Dorfbewohnerin sitzt neben dem holzsparenden Kochofen
Eine Dorfbewohnerin nutzt einen durch das Projekt geförderten Kochofen („rocket stove“) und spart so mindestens 30 Prozent Holz
© Ines Possemeyer

Januar 2024

Gemeinsam mit unserer lokalen Partnerorganisation NCDC haben wir seit Projektbeginn in der Gemeinde Pohawa eine Baumschule und einen Demonstrationsgarten angelegt. In 2023 wuchsen in der Baumschule bereits 32.500 Setzlinge heran, im Demonstrationsgarten finden erste Schulungen statt, um den Anbau neuer Obst- und Gemüsesorten zu vermitteln. Es gedeihen bereits prächtige Blumenkohle, Mohrrüben, Tomaten, Auberginen und viele weitere Arten, von denen die Teilnehmenden Samen für ihre eigenen Gärten erhalten.

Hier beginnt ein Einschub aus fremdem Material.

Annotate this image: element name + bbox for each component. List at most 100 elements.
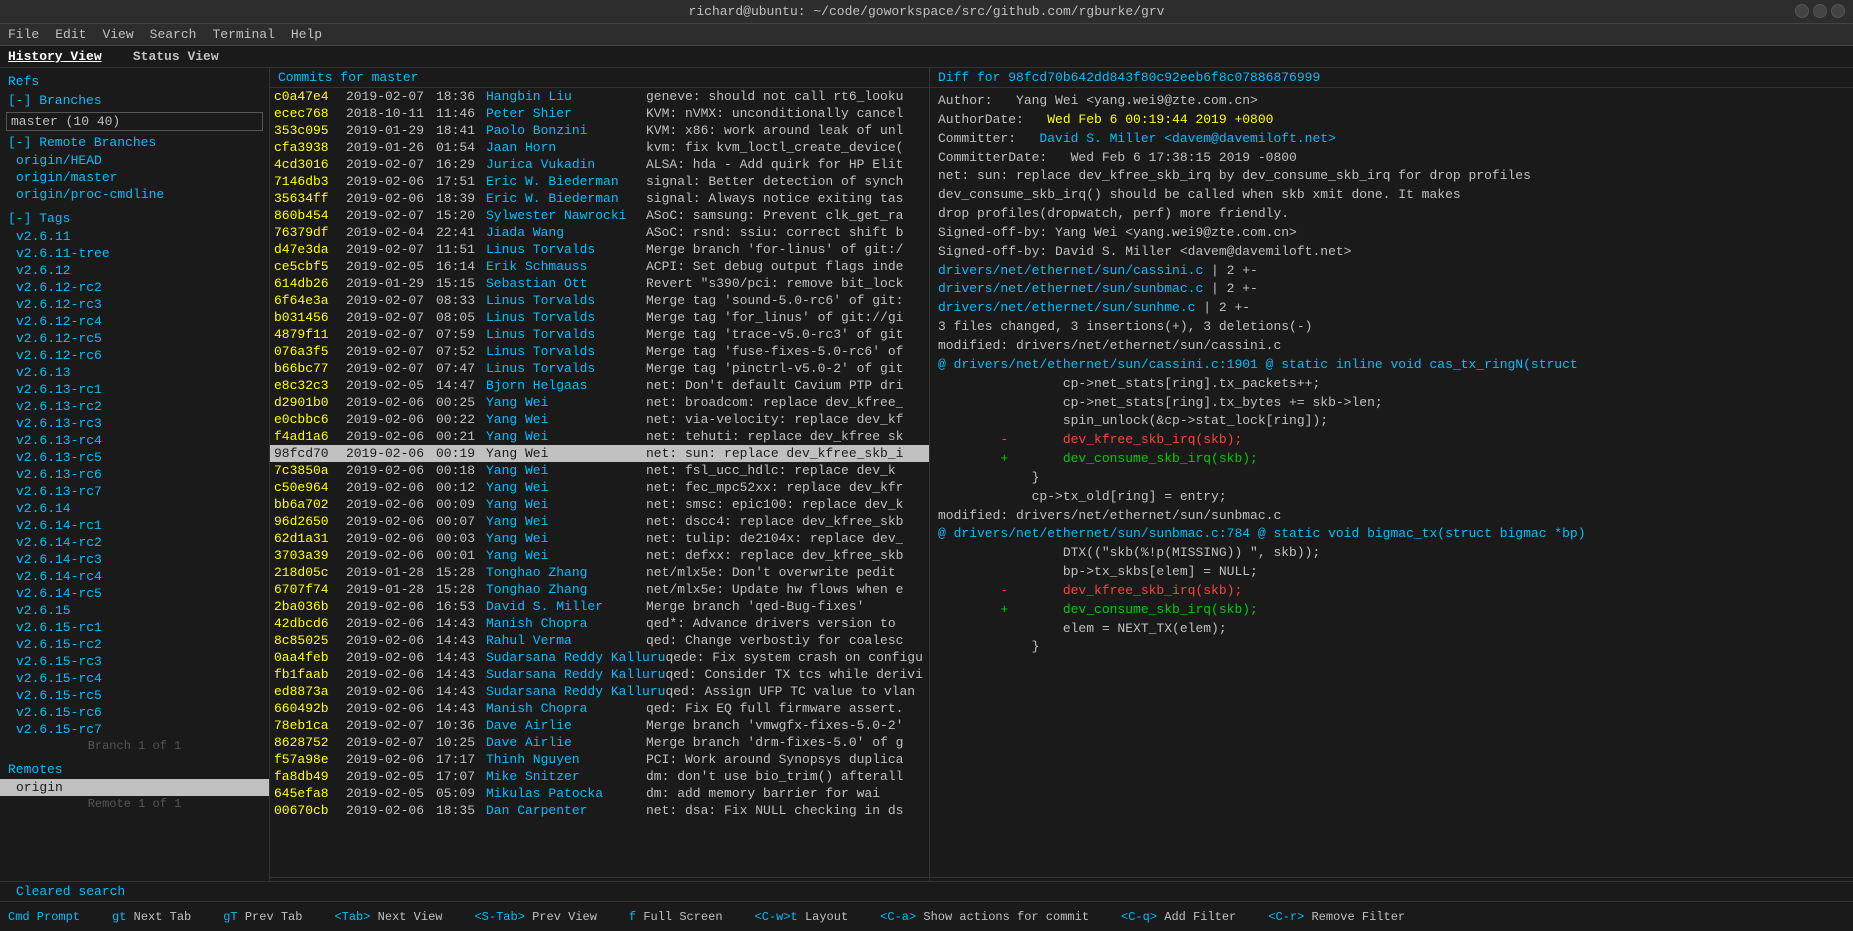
master-branch-box[interactable]: master (10 40) xyxy=(6,112,263,131)
sidebar-item-tag[interactable]: v2.6.12-rc5 xyxy=(0,330,269,347)
commit-row[interactable]: b66bc77 2019-02-07 07:47 Linus Torvalds … xyxy=(270,360,929,377)
commit-row[interactable]: 2ba036b 2019-02-06 16:53 David S. Miller… xyxy=(270,598,929,615)
commit-row[interactable]: fa8db49 2019-02-05 17:07 Mike Snitzer dm… xyxy=(270,768,929,785)
sidebar-item-tag[interactable]: v2.6.13 xyxy=(0,364,269,381)
sidebar-item-tag[interactable]: v2.6.14-rc2 xyxy=(0,534,269,551)
sidebar-item-tag[interactable]: v2.6.13-rc1 xyxy=(0,381,269,398)
sidebar-item-tag[interactable]: v2.6.12-rc6 xyxy=(0,347,269,364)
commit-row[interactable]: 7146db3 2019-02-06 17:51 Eric W. Biederm… xyxy=(270,173,929,190)
commit-row[interactable]: e8c32c3 2019-02-05 14:47 Bjorn Helgaas n… xyxy=(270,377,929,394)
commit-row[interactable]: 62d1a31 2019-02-06 00:03 Yang Wei net: t… xyxy=(270,530,929,547)
commit-row[interactable]: 353c095 2019-01-29 18:41 Paolo Bonzini K… xyxy=(270,122,929,139)
commit-row[interactable]: 4cd3016 2019-02-07 16:29 Jurica Vukadin … xyxy=(270,156,929,173)
sidebar-item-tag[interactable]: v2.6.14-rc1 xyxy=(0,517,269,534)
tags-label[interactable]: [-] Tags xyxy=(0,209,269,228)
menu-help[interactable]: Help xyxy=(291,27,322,42)
sidebar-item-tag[interactable]: v2.6.13-rc3 xyxy=(0,415,269,432)
sidebar-item-tag[interactable]: v2.6.11 xyxy=(0,228,269,245)
commit-row[interactable]: 00670cb 2019-02-06 18:35 Dan Carpenter n… xyxy=(270,802,929,819)
diff-content[interactable]: Author: Yang Wei <yang.wei9@zte.com.cn>A… xyxy=(930,88,1853,877)
commit-row[interactable]: c0a47e4 2019-02-07 18:36 Hangbin Liu gen… xyxy=(270,88,929,105)
sidebar-item-tag[interactable]: v2.6.11-tree xyxy=(0,245,269,262)
commit-row[interactable]: 6f64e3a 2019-02-07 08:33 Linus Torvalds … xyxy=(270,292,929,309)
sidebar-item-tag[interactable]: v2.6.15-rc3 xyxy=(0,653,269,670)
commit-row[interactable]: 3703a39 2019-02-06 00:01 Yang Wei net: d… xyxy=(270,547,929,564)
commit-row[interactable]: 8628752 2019-02-07 10:25 Dave Airlie Mer… xyxy=(270,734,929,751)
sidebar-item-tag[interactable]: v2.6.15 xyxy=(0,602,269,619)
tab-history-view[interactable]: History View xyxy=(8,49,102,64)
minimize-button[interactable] xyxy=(1795,4,1809,18)
sidebar-item-tag[interactable]: v2.6.13-rc5 xyxy=(0,449,269,466)
commit-row[interactable]: f57a98e 2019-02-06 17:17 Thinh Nguyen PC… xyxy=(270,751,929,768)
remote-branches-label[interactable]: [-] Remote Branches xyxy=(0,133,269,152)
commit-row[interactable]: e0cbbc6 2019-02-06 00:22 Yang Wei net: v… xyxy=(270,411,929,428)
commit-row[interactable]: 076a3f5 2019-02-07 07:52 Linus Torvalds … xyxy=(270,343,929,360)
master-branch-item[interactable]: master (10 40) xyxy=(11,114,120,129)
commit-row[interactable]: 6707f74 2019-01-28 15:28 Tonghao Zhang n… xyxy=(270,581,929,598)
commit-row[interactable]: 7c3850a 2019-02-06 00:18 Yang Wei net: f… xyxy=(270,462,929,479)
tab-status-view[interactable]: Status View xyxy=(133,49,219,64)
diff-line: modified: drivers/net/ethernet/sun/sunbm… xyxy=(938,507,1845,526)
sidebar-item-origin-proc[interactable]: origin/proc-cmdline xyxy=(0,186,269,203)
commit-row[interactable]: 76379df 2019-02-04 22:41 Jiada Wang ASoC… xyxy=(270,224,929,241)
sidebar-item-tag[interactable]: v2.6.12 xyxy=(0,262,269,279)
commit-row[interactable]: 660492b 2019-02-06 14:43 Manish Chopra q… xyxy=(270,700,929,717)
close-button[interactable] xyxy=(1831,4,1845,18)
commit-row[interactable]: b031456 2019-02-07 08:05 Linus Torvalds … xyxy=(270,309,929,326)
commit-row[interactable]: 78eb1ca 2019-02-07 10:36 Dave Airlie Mer… xyxy=(270,717,929,734)
commit-row[interactable]: ed8873a 2019-02-06 14:43 Sudarsana Reddy… xyxy=(270,683,929,700)
commit-row[interactable]: 218d05c 2019-01-28 15:28 Tonghao Zhang n… xyxy=(270,564,929,581)
menu-edit[interactable]: Edit xyxy=(55,27,86,42)
commit-row[interactable]: 8c85025 2019-02-06 14:43 Rahul Verma qed… xyxy=(270,632,929,649)
sidebar-item-tag[interactable]: v2.6.15-rc7 xyxy=(0,721,269,738)
menu-search[interactable]: Search xyxy=(150,27,197,42)
sidebar-item-tag[interactable]: v2.6.14-rc4 xyxy=(0,568,269,585)
sidebar-item-tag[interactable]: v2.6.15-rc6 xyxy=(0,704,269,721)
commit-row[interactable]: 860b454 2019-02-07 15:20 Sylwester Nawro… xyxy=(270,207,929,224)
commit-row[interactable]: cfa3938 2019-01-26 01:54 Jaan Horn kvm: … xyxy=(270,139,929,156)
commit-row[interactable]: 35634ff 2019-02-06 18:39 Eric W. Biederm… xyxy=(270,190,929,207)
sidebar-item-tag[interactable]: v2.6.13-rc4 xyxy=(0,432,269,449)
window-title: richard@ubuntu: ~/code/goworkspace/src/g… xyxy=(689,4,1165,19)
diff-file-stat: drivers/net/ethernet/sun/sunbmac.c | 2 +… xyxy=(938,280,1845,299)
sidebar-item-tag[interactable]: v2.6.13-rc7 xyxy=(0,483,269,500)
commit-row[interactable]: d2901b0 2019-02-06 00:25 Yang Wei net: b… xyxy=(270,394,929,411)
sidebar-item-tag[interactable]: v2.6.14 xyxy=(0,500,269,517)
menu-file[interactable]: File xyxy=(8,27,39,42)
sidebar-item-tag[interactable]: v2.6.13-rc2 xyxy=(0,398,269,415)
commit-row[interactable]: 4879f11 2019-02-07 07:59 Linus Torvalds … xyxy=(270,326,929,343)
commit-row[interactable]: 42dbcd6 2019-02-06 14:43 Manish Chopra q… xyxy=(270,615,929,632)
menu-view[interactable]: View xyxy=(102,27,133,42)
sidebar-item-tag[interactable]: v2.6.12-rc3 xyxy=(0,296,269,313)
commit-row[interactable]: 98fcd70 2019-02-06 00:19 Yang Wei net: s… xyxy=(270,445,929,462)
sidebar-item-tag[interactable]: v2.6.13-rc6 xyxy=(0,466,269,483)
sidebar-item-tag[interactable]: v2.6.14-rc3 xyxy=(0,551,269,568)
sidebar-item-tag[interactable]: v2.6.12-rc4 xyxy=(0,313,269,330)
maximize-button[interactable] xyxy=(1813,4,1827,18)
sidebar-item-tag[interactable]: v2.6.15-rc4 xyxy=(0,670,269,687)
commit-row[interactable]: 614db26 2019-01-29 15:15 Sebastian Ott R… xyxy=(270,275,929,292)
sidebar-item-tag[interactable]: v2.6.15-rc5 xyxy=(0,687,269,704)
branches-label[interactable]: [-] Branches xyxy=(0,91,269,110)
commit-row[interactable]: 0aa4feb 2019-02-06 14:43 Sudarsana Reddy… xyxy=(270,649,929,666)
sidebar-item-origin-master[interactable]: origin/master xyxy=(0,169,269,186)
commit-row[interactable]: 645efa8 2019-02-05 05:09 Mikulas Patocka… xyxy=(270,785,929,802)
commit-row[interactable]: 96d2650 2019-02-06 00:07 Yang Wei net: d… xyxy=(270,513,929,530)
diff-line: cp->tx_old[ring] = entry; xyxy=(938,488,1845,507)
diff-meta-row: AuthorDate: Wed Feb 6 00:19:44 2019 +080… xyxy=(938,111,1845,130)
sidebar-item-tag[interactable]: v2.6.14-rc5 xyxy=(0,585,269,602)
commit-row[interactable]: ce5cbf5 2019-02-05 16:14 Erik Schmauss A… xyxy=(270,258,929,275)
sidebar-item-tag[interactable]: v2.6.15-rc1 xyxy=(0,619,269,636)
sidebar-item-origin-head[interactable]: origin/HEAD xyxy=(0,152,269,169)
commit-row[interactable]: ecec768 2018-10-11 11:46 Peter Shier KVM… xyxy=(270,105,929,122)
commit-row[interactable]: d47e3da 2019-02-07 11:51 Linus Torvalds … xyxy=(270,241,929,258)
menu-terminal[interactable]: Terminal xyxy=(212,27,274,42)
sidebar-item-origin[interactable]: origin xyxy=(0,779,269,796)
sidebar-item-tag[interactable]: v2.6.12-rc2 xyxy=(0,279,269,296)
commit-row[interactable]: fb1faab 2019-02-06 14:43 Sudarsana Reddy… xyxy=(270,666,929,683)
commit-row[interactable]: f4ad1a6 2019-02-06 00:21 Yang Wei net: t… xyxy=(270,428,929,445)
commit-row[interactable]: bb6a702 2019-02-06 00:09 Yang Wei net: s… xyxy=(270,496,929,513)
commit-row[interactable]: c50e964 2019-02-06 00:12 Yang Wei net: f… xyxy=(270,479,929,496)
diff-panel: Diff for 98fcd70b642dd843f80c92eeb6f8c07… xyxy=(930,68,1853,897)
sidebar-item-tag[interactable]: v2.6.15-rc2 xyxy=(0,636,269,653)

Drohnenaufnahme des Demonstrationsgarten in Gaidahawa
Im Vordergrund entsteht der Demonstrationsgarten, dahinter die Baumschule (Dezember 2023)
© Ines Possemeyer

Im Rahmen des Projektes wurden in drei Dörfern Frauengruppen gegründet, an den Schulen sind „Green Force Clubs“ entstanden. Sie treffen sich nun regelmäßig und entwickeln Maßnahmen für den Erhalt des Waldes und zur Verbesserung der Lebensbedingungen. Viele haben bereits an Workshops zu Umwelt- und Gesundheitsthemen teilgenommen. Die Schulungen folgen ganz unserem Regenwaldvereins-Motto: Für Wald und Mensch.